Als markttechnische Veränderungen sind hingegen die Umpflanzungen in den 50er-Jahren anzusehen. So konnten durch die ertragsreiche Sorte Großvernatsch, trotz abnehmender Rebfläche, größere Weinmengen erzielt werden. Ein weiterer, drastischer Absatzeinbruch in den 80er-Jahren erforderte ein radikales Umdenken in punkto Qualität. Die Folgen waren und sind bis heute rigoros: Ertragsreduktion, Wandel des Rebsortenspiegels mit gleichzeitig besserer Rebsortenadaption an die Lage, Umstellung der Erziehungssysteme, absolutes Qualitätsdenken im Keller und die Suche nach neuen Vertriebswegen. Nachhaltig wirkt auch die Erkenntnis, dass Südtirol sich mit seinen unterschiedlichen Hanglagen und den großen Temperaturschwankungen für den Anbau von weißen Rebsorten eignet und sich dementsprechend immer mehr zu einem Weißweinland gewandelt hat!
Die von der Natur beeinflussten Veränderungen betreffen zum Beispiel das Steigen des Alkoholgehaltes und die damit verbundene Diskussion über die Verlegung von Weinbergen, Veränderungen technischer Natur im Weinbau, die Suche nach geeigneteren Rebsorten oder die Verwendung anderer Hefestämme .
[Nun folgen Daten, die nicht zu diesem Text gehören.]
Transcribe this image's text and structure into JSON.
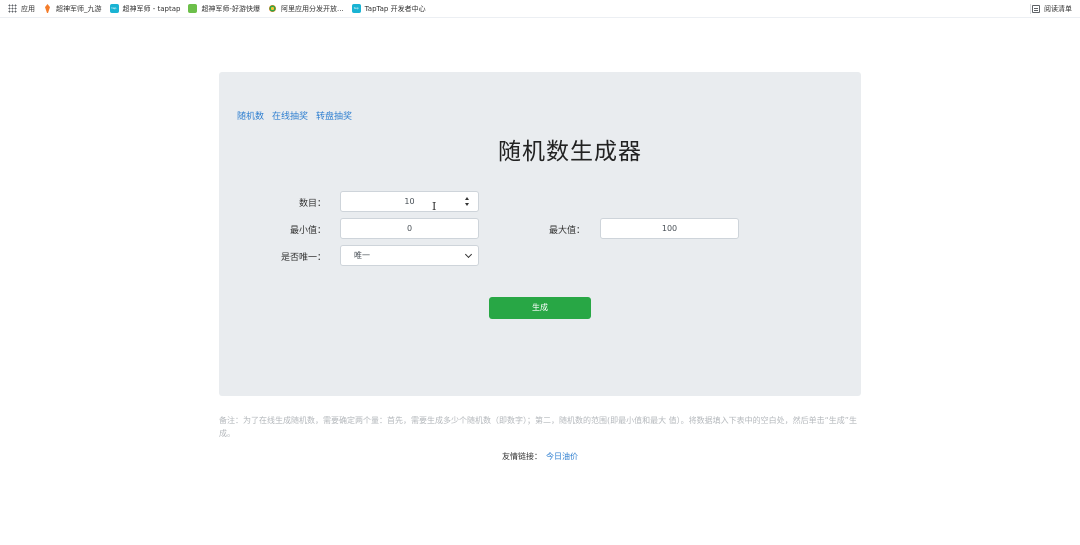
{
  "bookmarks": {
    "items": [
      {
        "label": "应用",
        "icon": "apps-grid-icon"
      },
      {
        "label": "超神军师_九游",
        "icon": "jiuyou-icon"
      },
      {
        "label": "超神军师 - taptap",
        "icon": "taptap-icon"
      },
      {
        "label": "超神军师-好游快爆",
        "icon": "haoyou-icon"
      },
      {
        "label": "阿里应用分发开放...",
        "icon": "aliyun-icon"
      },
      {
        "label": "TapTap 开发者中心",
        "icon": "taptap-icon"
      }
    ],
    "reading_mode": "阅读清单"
  },
  "nav": {
    "links": [
      "随机数",
      "在线抽奖",
      "转盘抽奖"
    ]
  },
  "form": {
    "title": "随机数生成器",
    "count_label": "数目：",
    "count_value": "10",
    "min_label": "最小值：",
    "min_value": "0",
    "max_label": "最大值：",
    "max_value": "100",
    "unique_label": "是否唯一：",
    "unique_value": "唯一",
    "generate_label": "生成"
  },
  "footer": {
    "note": "备注：为了在线生成随机数，需要确定两个量：首先，需要生成多少个随机数（即数字）；第二，随机数的范围(即最小值和最大 值）。将数据填入下表中的空白处，然后单击“生成”生成。",
    "friend_links_label": "友情链接：",
    "friend_link": "今日油价"
  },
  "colors": {
    "panel_bg": "#e9ecef",
    "link": "#2f7fd0",
    "button": "#28a745"
  }
}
Aber vor allem auch hat sich das Profil des Konsumenten in den letzten Jahrzehnten gewandelt: Er ist meist informierter, kompetenter, globaler, individueller, experimentierfreudiger und vor allem sprunghaft in seinen Entscheidungen. Man spricht vom untreuen, multi-optionalen Konsumenten, welchem eine riesige Auswahl an Möglichkeiten zur Verfügung steht. Und der Konsument ist auch weiblicher geworden.
Diese Dynamik im Wettbewerb verschont auch den Weinsektor nicht, wenn auch die Zyklen langlebiger sind als in anderen Branchen. Die Produktorientierung der Weinmärkte wurde längst zugunsten einer Marktorientierung aufgegeben, welche auf den Konsumenten fokussiert ist.
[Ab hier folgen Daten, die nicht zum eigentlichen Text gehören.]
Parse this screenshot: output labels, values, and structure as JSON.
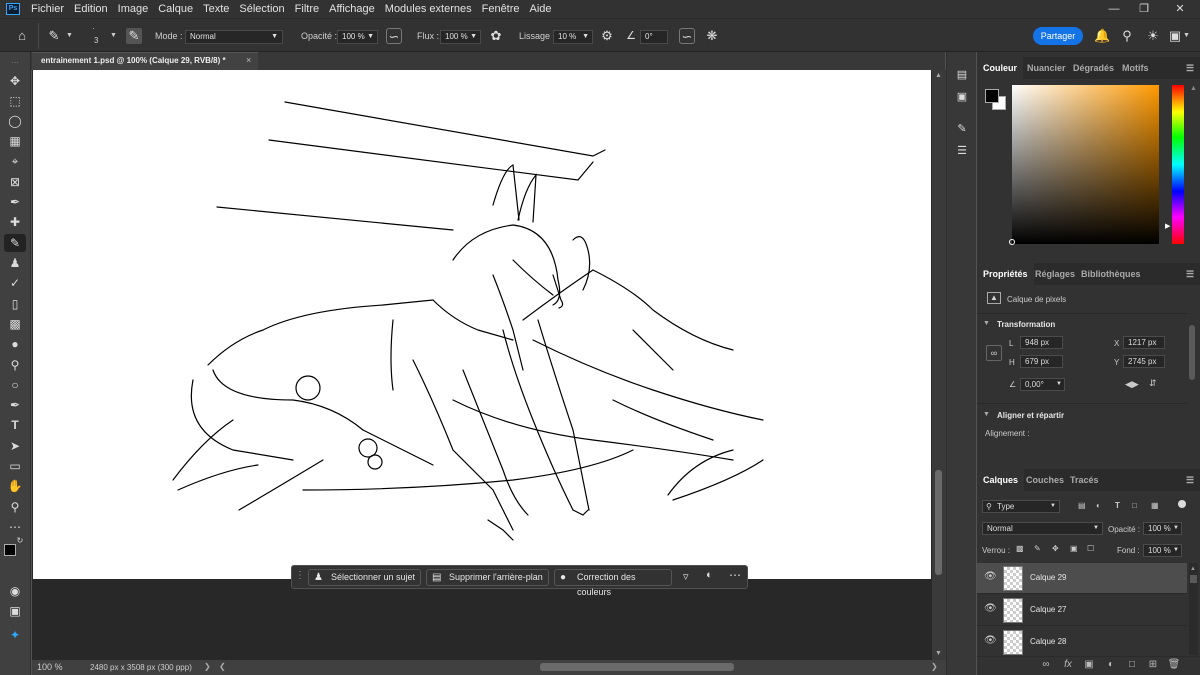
{
  "menu": {
    "app_icon": "Ps",
    "items": [
      "Fichier",
      "Edition",
      "Image",
      "Calque",
      "Texte",
      "Sélection",
      "Filtre",
      "Affichage",
      "Modules externes",
      "Fenêtre",
      "Aide"
    ]
  },
  "options": {
    "brush_size": "3",
    "mode_label": "Mode :",
    "mode_value": "Normal",
    "opacity_label": "Opacité :",
    "opacity_value": "100 %",
    "flow_label": "Flux :",
    "flow_value": "100 %",
    "smoothing_label": "Lissage :",
    "smoothing_value": "10 %",
    "angle_value": "0°",
    "share_label": "Partager"
  },
  "document": {
    "tab_title": "entrainement 1.psd @ 100% (Calque 29, RVB/8) *",
    "close_glyph": "×",
    "zoom": "100 %",
    "doc_info": "2480 px x 3508 px (300 ppp)"
  },
  "taskbar": {
    "select_subject": "Sélectionner un sujet",
    "remove_background": "Supprimer l'arrière-plan",
    "color_correction": "Correction des couleurs"
  },
  "color_panel": {
    "tabs": [
      "Couleur",
      "Nuancier",
      "Dégradés",
      "Motifs"
    ],
    "foreground": "#000000",
    "background": "#ffffff",
    "picker_hue": "#ff9900"
  },
  "properties_panel": {
    "tabs": [
      "Propriétés",
      "Réglages",
      "Bibliothèques"
    ],
    "pixel_layer": "Calque de pixels",
    "transform_title": "Transformation",
    "w_label": "L",
    "w_value": "948 px",
    "h_label": "H",
    "h_value": "679 px",
    "x_label": "X",
    "x_value": "1217 px",
    "y_label": "Y",
    "y_value": "2745 px",
    "angle_value": "0,00°",
    "align_title": "Aligner et répartir",
    "align_label": "Alignement :"
  },
  "layers_panel": {
    "tabs": [
      "Calques",
      "Couches",
      "Tracés"
    ],
    "filter_type": "Type",
    "blend_mode": "Normal",
    "opacity_label": "Opacité :",
    "opacity_value": "100 %",
    "lock_label": "Verrou :",
    "fill_label": "Fond :",
    "fill_value": "100 %",
    "layers": [
      {
        "name": "Calque 29",
        "selected": true
      },
      {
        "name": "Calque 27",
        "selected": false
      },
      {
        "name": "Calque 28",
        "selected": false
      }
    ]
  }
}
Mehreren Studien zufolge wird Südtiroler Wein im Allgemeinen als aromatisch, fruchtbetont mit klarer Primärfrucht, mit trockenem Geschmacksprofil und einer knackigen Frische wahrgenommen. Man lobt vor allem auch das hohe Niveau der durchschnittlichen Weinqualität. Das Qualitätsstreben unserer Kellereien und Winzer hat den Südtiroler Weinen zu ihrem guten Ruf verholfen. Dies ist aufgrund der betrieblichen Struktur unserer Betriebe und der geringen Gesamtproduktion eine absolute Notwendigkeit. Südtirol muss sich noch mehr auf seine Position als Nischenproduzent besinnen und weiter in Qualität investieren. Konsolidierung allein reicht heute nicht! Südtiroler Wein muss als handwerkliches Spitzenprodukt gelten.
Die Konsumenten schätzen heute im Allgemeinen hohe Qualität, Innovation, Sicherheit, verlässliche und transparente Information, Nachhaltigkeit, Regionalität, Authentizität und territoriale Identität. Trotz einer ausgewiesenen Preis-Sensibilität sind die Kunden bereit für einen Mehrwert auch höhere Preise zu zahlen.
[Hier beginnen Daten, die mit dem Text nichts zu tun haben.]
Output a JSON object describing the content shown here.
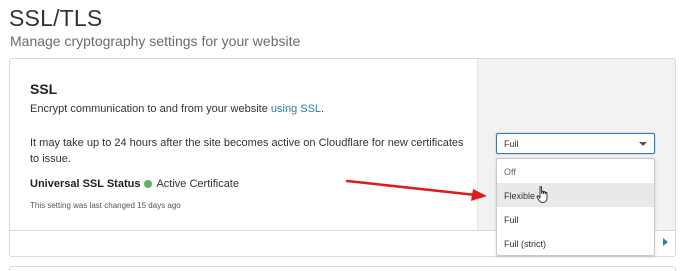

Die Sichtbarkeit von Bio ist sehr unterschiedlich: Weltweit hat sich die ökologisch bewirtschaftete Rebfläche (2004-2011) fast verdreifacht. Das Interesse ist groß und auch die Bereitschaft, mehr für biologische Weine zu zahlen. Trotzdem hat Bio bei Wein noch lange nicht die Akzeptanz erreicht, die es bei Lebensmitteln als Verkaufsargument erreicht hat. Hier ist noch am Marketing und an der Kommunikation zu feilen.
Eine weitere Frage, welche der Konsument sich stellt, ist jene nach dem Alkoholgehalt. Nachdem eine Reduzierung nicht ohne weiteres möglich scheint, müssten die Produzenten wahrscheinlich mehr Hintergrundinformation betreiben.